Let’s try ‘Early Art’. It implies a quality of freshness, juvenescence, stretching the muscles, rejoicing (often pugnacious) in strength or Schmerz; and more, the bloom of the young animal in its pride: things soon disappearing in the no doubt deeper, more characteristic achievements of maturity, which can’t in themselves be regretted but don’t stifle a sigh for what’s lost.
One composer notoriously never surpasses the tender brilliance of his early music: Mendelssohn. With two other romantics, Wagner and Verdi, the earliest phases are so variously uncouth that there’s no compunction about jettisoning them. These composers can only improve! But many masters touch early upon something unique that then has seemingly to be abandoned on the hard road to maturity.

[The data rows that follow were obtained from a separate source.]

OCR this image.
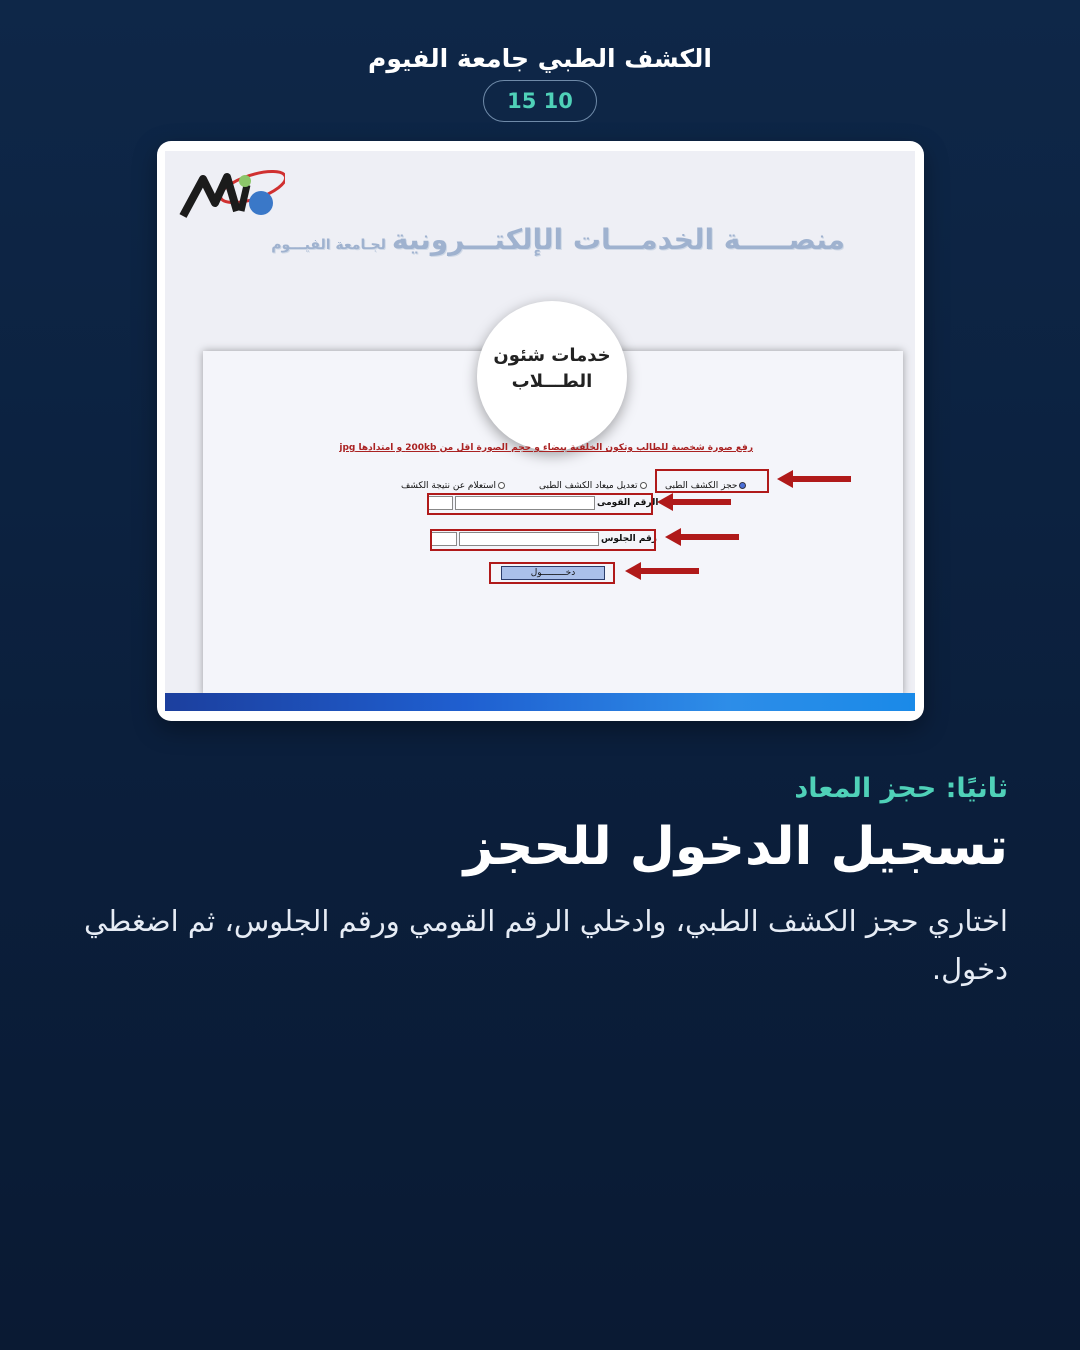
الكشف الطبي جامعة الفيوم
10 15
منصـــــة الخدمـــات الإلكتـــرونيةلجـامعة الفيـــوم
خدمات شئون
الطـــلاب
رفع صورة شخصية للطالب وتكون الخلفية بيضاء و حجم الصورة اقل من 200kb و امتدادها jpg
حجز الكشف الطبى
تعديل ميعاد الكشف الطبى
استعلام عن نتيجة الكشف
الرقم القومى
رقم الجلوس
دخـــــــــول
ثانيًا: حجز المعاد
تسجيل الدخول للحجز
اختاري حجز الكشف الطبي، وادخلي الرقم القومي ورقم الجلوس، ثم اضغطي دخول.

These thoughts were initially prompted by the imaginative coupling of Beethoven’s and Bruckner’s nine symphonies broadcast from the Edinburgh Festival. Accustomed to Bruckner’s later course — ever-slower, longer, more richly intricate in harmony and polyphony, sublimer in expression — it’s astonishing to hear his first two symphonies, bubbling with physical energy and playful exuberance, never for a moment stolid or stodgy, sometimes positively frisky, notably in their finales, whose stop/go/stop trajectory from no. 3 onwards gives his most ardent lovers plentiful pause for doubt.
And isn’t the same true, mutatis mutandis, with Brahms? Whatever the marvellous gains of the ripe harvest, lost for ever are the open-air brio of the orchestral Serenades, the mighty and vindicated ambition of the first Piano Concerto, the passionate generosity of the first two Piano Quartets, all composed before he was 30.